I’m a fool, she thought, and I’ve no pride, but I can’t help it. I know the wisest thing is to forget him, and admit that he’s not worth loving, but nothing can cure me of loving him.
Because of the way she felt she understood that James’s love for Dorrie was as constant and as hopeless and she told him little titbits of news about her to cheer him.
Anna was particularly lonely at this time because the General Election of 1906 meant she saw little of the Deagans and there were no invitations to concerts.
Jim and Luke were campaigning for the Liberal cause, because they thought the best hope of relief for the poor lay with them, and Kate told Anna that she supported the fledgling Labour Party for the same reason but it would be some time before they were strong enough to make themselves effective.
‘Trouble is, they’re mostly poor themselves. John Wood, from Stoke-on-Trent, has a brilliant mind and could do so much in Parliament to cure poverty but he only earns two pounds, ten shillings a week and has a wife and four children and a mother to support. How can he afford to be an MP? Sooner or later MPs will have to be paid so that men like that will be able to stand.’
Anna longed to be able to campaign with them but hampered as she was by her mother’s moods and demands she could never be sure of being free for anything.
She talked to James about the election and he was surprised to hear that she was interested in politics. ‘I’m not really,’ she said, ‘but I am interested in the awful poverty in Liverpool. I used to go with Kate to help with the free dinners and I couldn’t believe that there could be so many starving children in a rich country like this.’
‘I know, it’s a disgrace,’ he said, ‘but it’s such an enormous problem.’
‘Jim Deagan says all these soup kitchens and refuges help but they only scratch at the surface.

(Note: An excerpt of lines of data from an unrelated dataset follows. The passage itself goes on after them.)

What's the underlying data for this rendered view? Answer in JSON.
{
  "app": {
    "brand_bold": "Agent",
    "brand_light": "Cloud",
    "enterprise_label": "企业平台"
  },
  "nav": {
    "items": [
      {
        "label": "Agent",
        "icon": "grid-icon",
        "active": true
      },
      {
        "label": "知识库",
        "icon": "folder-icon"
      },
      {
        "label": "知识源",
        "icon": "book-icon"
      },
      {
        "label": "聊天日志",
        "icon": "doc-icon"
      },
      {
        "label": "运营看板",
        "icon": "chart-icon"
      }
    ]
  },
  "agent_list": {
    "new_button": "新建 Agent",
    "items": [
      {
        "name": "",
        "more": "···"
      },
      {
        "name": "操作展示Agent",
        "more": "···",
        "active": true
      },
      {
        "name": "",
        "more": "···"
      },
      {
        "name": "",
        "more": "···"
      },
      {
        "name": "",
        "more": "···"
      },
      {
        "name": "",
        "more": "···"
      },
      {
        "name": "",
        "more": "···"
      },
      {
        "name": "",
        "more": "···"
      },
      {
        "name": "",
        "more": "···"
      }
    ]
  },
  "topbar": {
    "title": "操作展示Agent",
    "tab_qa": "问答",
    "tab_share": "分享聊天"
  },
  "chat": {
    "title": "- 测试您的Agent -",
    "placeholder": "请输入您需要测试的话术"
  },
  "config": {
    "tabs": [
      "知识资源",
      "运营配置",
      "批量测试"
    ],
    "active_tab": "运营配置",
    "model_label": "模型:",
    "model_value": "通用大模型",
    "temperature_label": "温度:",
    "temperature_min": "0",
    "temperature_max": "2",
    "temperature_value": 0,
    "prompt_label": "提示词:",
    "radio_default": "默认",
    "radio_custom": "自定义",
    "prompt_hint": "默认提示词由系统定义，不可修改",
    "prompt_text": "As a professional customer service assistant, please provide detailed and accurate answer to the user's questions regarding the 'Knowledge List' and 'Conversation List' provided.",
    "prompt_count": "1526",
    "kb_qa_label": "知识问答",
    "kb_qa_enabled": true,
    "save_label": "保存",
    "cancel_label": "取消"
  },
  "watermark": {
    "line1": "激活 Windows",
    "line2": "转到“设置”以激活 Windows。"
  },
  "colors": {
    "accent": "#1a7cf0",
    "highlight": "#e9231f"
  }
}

The only way is to attack the root cause of poverty through laws.’
‘I’m sure he’s right,’ James said.
When the election results were published he met Anna with a folded newspaper in his hand. ‘Did you see the figures?’ he asked and read out, ‘Liberals three hundred and ninety-nine seats, Irish Nationalists eighty-two, Labour twenty-nine and Tory one hundred and fifty-six.’
‘Labour twenty-nine!’ Anna exclaimed. ‘Kate will be delighted.’
James slipped the newspaper in his pocket and offered Anna his arm. ‘Yes, they were led by Keir Hardie and Ramsay MacDonald and the man you mentioned, John Wood, was mentioned as MP for Stoke-on-Trent.’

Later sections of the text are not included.